Programming as Teaching
Andy Hunt and Dave Thomas write about learning
here and
here (sorry 'bout the awful URL).
Programmers must spend their entire careers learning; the best
programmers love to learn, and remain fascinated by their chosen
subjects for several decades. Dave and Andy write to that learner,
with good advice about mindful learning. If you're aware that you
need to learn some skill or language or system or technique, then
you have the opportunity to do so in a planned and measured way,
and to make the best use of your learning time.
What do programmers most frequently need to learn? In my
experience, we most frequently need to learn to assimilate huge,
ancient, misbegotten, broken, heterogenous, poorly-structured C
monstrosities. Legacy code. Cruft. How is it structured?
Where is the overview? Where are the hot spots, where one might
look for performance issues? Where are the ugly spots, where
buggy code is most likely to be found? Where are the debugging
hooks, functions designed to be called from the debugger, logging
or debugging flags that can be turned on, unit tests that can be
run?
Given the universal need for programmers to learn, you'd think
that there would be more literature about the flip side: programming
as teaching. Not teaching the computer things, but teaching the next
poor schmo who'll inherit your code, what you did. Teaching your
successor how your algorithm solves this problem, how it
fits together, where the tricky bits are, what alternative solutions
were considered, why they were rejected, and what was omitted because
you didn't have time to "do it right". Seems to me that these
mostly-contextual issues are given short shrift in most programming
shops.
My suggestion to anyone writing or maintaining code ever,
anywhere, and even to those inhaling a large body of code
that's new to you: be more mindful about teaching ... write
up little blurbs about things you learn, to smooth the learning
curve for the next inheritor of that code [*], and of your
modifications to it.

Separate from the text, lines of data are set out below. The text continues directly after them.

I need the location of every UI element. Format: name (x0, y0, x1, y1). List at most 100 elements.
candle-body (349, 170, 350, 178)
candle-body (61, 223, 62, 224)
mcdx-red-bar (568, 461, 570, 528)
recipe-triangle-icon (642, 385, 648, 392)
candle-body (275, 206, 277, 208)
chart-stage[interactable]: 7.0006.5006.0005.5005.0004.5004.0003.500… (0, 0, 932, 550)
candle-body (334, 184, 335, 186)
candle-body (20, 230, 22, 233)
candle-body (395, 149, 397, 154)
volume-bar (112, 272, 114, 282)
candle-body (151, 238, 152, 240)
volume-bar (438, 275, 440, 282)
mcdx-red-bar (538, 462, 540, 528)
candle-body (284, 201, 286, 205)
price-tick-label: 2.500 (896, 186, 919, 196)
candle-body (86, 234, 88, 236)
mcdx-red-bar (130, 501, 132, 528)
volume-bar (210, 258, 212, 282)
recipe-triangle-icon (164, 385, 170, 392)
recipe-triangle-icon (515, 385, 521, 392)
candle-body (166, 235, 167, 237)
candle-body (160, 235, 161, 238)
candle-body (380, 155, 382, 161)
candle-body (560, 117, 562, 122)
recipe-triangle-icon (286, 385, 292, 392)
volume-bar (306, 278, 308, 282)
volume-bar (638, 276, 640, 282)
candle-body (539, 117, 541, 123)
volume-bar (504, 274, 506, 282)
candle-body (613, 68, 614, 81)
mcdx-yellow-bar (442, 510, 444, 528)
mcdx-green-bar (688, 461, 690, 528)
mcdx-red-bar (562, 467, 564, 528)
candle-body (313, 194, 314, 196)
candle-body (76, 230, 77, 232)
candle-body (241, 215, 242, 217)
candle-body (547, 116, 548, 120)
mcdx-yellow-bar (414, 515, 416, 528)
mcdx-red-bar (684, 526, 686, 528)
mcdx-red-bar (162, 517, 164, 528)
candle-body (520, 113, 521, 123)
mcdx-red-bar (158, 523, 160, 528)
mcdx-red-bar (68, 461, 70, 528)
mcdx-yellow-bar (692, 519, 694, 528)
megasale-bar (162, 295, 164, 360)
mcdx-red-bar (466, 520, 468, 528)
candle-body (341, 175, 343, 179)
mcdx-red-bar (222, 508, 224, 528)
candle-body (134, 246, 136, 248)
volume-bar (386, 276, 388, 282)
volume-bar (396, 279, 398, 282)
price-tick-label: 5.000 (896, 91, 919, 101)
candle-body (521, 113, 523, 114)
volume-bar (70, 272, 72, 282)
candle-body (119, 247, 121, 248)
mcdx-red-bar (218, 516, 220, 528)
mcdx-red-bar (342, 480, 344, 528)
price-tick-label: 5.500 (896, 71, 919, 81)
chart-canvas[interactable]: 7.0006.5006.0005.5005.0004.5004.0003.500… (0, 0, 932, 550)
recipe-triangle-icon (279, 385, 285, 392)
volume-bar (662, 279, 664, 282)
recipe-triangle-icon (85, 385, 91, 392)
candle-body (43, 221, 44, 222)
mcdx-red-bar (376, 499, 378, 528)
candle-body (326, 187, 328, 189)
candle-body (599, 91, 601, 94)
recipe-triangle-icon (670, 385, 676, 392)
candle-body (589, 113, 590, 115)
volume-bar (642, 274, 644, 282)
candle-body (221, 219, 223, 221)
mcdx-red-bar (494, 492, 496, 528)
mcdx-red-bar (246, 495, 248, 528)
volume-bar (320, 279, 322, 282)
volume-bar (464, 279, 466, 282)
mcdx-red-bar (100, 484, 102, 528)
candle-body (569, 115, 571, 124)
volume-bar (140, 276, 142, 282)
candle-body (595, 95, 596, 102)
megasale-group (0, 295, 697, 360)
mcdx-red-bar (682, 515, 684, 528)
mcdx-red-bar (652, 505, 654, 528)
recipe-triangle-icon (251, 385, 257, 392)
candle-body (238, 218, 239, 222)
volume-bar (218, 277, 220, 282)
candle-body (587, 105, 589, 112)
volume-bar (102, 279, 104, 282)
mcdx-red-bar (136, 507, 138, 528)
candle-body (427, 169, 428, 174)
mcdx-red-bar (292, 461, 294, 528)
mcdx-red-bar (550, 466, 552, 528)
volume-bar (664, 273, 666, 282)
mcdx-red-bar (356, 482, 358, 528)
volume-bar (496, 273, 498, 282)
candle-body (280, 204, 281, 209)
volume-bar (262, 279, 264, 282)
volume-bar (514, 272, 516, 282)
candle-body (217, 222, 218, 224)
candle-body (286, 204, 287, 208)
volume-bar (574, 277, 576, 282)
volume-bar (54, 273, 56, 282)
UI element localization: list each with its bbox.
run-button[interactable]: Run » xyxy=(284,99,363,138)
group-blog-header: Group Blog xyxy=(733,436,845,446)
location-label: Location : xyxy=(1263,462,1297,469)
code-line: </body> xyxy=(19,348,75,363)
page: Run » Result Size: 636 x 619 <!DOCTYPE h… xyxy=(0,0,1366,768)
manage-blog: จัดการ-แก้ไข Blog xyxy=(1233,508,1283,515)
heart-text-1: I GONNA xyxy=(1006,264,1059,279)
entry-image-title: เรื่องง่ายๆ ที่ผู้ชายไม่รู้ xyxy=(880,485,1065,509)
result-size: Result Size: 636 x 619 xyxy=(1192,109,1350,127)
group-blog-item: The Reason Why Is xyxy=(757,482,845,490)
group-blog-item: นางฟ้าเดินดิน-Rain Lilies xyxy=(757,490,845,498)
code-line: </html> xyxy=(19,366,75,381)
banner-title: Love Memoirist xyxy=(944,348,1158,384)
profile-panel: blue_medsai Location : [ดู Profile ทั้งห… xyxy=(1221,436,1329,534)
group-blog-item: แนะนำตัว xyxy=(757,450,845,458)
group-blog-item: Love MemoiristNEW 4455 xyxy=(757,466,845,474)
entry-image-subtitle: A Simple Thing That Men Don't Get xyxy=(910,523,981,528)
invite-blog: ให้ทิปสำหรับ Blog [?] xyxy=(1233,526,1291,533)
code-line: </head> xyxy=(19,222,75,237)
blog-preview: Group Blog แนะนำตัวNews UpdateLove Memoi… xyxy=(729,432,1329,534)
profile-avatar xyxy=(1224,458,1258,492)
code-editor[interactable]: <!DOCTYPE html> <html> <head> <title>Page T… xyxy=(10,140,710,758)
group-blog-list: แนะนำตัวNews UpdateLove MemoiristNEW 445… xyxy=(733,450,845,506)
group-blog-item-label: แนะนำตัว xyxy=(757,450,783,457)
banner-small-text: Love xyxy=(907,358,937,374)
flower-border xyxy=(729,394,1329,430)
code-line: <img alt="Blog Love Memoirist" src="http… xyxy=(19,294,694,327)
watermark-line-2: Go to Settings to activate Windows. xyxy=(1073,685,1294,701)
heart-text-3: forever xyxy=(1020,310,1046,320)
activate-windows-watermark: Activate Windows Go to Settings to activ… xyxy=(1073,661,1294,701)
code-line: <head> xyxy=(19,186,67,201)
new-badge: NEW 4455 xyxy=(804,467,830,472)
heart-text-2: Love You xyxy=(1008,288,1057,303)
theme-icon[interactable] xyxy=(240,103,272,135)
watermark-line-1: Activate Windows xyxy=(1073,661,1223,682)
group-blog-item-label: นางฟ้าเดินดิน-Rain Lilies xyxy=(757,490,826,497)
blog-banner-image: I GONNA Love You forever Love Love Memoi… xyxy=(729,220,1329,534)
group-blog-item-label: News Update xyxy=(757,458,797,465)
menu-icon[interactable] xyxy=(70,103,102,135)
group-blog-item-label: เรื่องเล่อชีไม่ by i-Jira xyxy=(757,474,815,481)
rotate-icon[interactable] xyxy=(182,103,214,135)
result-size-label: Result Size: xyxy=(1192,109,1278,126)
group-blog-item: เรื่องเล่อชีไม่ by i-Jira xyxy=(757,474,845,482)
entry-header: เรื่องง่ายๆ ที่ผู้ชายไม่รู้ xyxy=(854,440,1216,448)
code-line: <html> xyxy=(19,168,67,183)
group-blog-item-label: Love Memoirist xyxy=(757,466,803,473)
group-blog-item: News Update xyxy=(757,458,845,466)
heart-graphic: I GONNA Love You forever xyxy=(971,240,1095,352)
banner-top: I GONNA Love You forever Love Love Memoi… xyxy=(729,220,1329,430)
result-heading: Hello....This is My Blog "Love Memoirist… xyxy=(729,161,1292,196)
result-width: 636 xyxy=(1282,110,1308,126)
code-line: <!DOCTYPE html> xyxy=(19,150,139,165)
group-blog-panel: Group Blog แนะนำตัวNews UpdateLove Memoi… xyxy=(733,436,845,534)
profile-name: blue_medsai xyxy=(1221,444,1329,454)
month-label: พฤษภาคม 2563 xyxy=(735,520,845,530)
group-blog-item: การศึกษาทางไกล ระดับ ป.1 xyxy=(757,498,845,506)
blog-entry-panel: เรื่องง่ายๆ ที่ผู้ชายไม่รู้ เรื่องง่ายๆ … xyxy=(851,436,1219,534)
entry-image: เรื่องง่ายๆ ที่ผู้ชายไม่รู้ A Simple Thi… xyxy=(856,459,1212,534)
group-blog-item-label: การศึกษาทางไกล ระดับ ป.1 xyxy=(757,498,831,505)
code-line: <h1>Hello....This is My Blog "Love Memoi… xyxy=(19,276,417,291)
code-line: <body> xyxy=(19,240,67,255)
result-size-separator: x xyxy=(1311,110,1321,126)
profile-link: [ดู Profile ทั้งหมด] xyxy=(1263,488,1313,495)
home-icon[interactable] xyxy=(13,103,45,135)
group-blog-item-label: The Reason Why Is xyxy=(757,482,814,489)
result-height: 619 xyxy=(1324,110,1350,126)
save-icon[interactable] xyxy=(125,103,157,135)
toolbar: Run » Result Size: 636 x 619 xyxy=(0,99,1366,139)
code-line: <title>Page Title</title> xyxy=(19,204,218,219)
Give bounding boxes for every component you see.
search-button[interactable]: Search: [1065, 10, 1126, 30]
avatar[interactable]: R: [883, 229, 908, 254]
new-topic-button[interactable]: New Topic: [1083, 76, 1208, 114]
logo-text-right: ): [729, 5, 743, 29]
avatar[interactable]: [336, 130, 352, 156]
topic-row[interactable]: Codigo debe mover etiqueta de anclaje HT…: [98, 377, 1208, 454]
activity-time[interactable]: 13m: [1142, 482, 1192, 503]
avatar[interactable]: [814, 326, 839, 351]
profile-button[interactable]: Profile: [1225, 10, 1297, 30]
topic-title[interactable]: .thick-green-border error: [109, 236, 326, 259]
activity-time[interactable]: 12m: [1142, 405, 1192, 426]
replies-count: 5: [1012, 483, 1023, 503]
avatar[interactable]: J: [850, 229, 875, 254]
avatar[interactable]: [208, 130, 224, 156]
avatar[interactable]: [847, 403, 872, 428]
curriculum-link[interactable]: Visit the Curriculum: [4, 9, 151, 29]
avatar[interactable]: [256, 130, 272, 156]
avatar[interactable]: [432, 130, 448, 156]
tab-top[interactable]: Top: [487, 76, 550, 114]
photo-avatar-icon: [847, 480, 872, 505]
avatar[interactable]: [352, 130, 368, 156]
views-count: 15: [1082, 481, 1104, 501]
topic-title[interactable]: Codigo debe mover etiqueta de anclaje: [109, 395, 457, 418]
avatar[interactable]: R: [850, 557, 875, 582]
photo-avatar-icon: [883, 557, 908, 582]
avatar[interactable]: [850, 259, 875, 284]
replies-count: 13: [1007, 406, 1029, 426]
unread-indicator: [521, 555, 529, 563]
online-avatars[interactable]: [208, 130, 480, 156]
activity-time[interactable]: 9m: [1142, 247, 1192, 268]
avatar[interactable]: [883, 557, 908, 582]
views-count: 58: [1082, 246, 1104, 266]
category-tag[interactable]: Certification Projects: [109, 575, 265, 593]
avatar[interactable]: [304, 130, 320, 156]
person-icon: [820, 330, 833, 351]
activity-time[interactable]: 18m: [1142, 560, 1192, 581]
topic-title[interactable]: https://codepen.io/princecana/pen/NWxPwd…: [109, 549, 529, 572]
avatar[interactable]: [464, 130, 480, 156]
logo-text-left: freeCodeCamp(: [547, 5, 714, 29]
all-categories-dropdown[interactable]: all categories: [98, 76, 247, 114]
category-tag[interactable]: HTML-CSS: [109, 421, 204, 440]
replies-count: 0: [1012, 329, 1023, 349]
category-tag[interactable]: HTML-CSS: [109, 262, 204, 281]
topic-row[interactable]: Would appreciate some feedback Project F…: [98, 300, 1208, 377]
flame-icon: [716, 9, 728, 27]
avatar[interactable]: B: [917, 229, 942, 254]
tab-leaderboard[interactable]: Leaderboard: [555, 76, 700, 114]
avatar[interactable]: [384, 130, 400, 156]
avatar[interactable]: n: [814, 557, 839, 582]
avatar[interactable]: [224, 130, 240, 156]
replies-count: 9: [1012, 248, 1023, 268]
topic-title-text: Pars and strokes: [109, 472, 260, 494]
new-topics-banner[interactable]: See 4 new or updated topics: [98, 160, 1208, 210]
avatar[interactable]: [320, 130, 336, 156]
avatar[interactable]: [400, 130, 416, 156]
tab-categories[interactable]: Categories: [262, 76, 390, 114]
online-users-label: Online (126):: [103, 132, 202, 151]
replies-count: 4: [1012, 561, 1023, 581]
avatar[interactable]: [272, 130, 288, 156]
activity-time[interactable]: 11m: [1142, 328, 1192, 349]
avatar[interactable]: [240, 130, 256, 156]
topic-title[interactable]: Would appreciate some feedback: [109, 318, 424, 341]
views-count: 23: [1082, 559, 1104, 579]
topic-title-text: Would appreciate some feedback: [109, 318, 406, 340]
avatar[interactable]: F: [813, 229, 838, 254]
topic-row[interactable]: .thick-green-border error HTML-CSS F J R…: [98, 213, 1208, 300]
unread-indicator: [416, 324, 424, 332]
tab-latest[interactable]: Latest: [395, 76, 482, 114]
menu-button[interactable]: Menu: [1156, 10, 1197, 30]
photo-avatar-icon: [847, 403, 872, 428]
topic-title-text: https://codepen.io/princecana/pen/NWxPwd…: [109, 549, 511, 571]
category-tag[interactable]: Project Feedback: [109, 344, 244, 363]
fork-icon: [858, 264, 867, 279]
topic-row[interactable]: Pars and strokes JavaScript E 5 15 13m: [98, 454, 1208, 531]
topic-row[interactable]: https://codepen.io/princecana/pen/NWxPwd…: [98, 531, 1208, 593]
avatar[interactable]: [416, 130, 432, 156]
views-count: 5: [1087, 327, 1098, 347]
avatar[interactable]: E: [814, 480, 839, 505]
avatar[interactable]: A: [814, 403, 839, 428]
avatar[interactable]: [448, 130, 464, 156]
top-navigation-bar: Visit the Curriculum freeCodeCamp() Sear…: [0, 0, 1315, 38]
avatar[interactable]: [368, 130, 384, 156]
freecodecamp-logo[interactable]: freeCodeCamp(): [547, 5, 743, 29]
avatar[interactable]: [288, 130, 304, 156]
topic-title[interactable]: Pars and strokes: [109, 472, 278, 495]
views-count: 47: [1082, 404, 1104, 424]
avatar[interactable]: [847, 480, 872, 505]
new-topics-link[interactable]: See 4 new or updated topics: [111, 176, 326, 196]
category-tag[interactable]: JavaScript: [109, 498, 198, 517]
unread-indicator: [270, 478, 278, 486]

Possible channels for this sort of thing
include comments, design notes, occasional presentations or
seminars or code reviews, and internal project weblogs.
Notes:
Michael Feathers' book
Working Effectively with Legacy Code is worth mentioning here.
I wrote previously about Programming as Teaching ...
here
and (tangentially)
here.
[*] It's entirely likely that the "next inheritor of your code" might be yourself, six months older.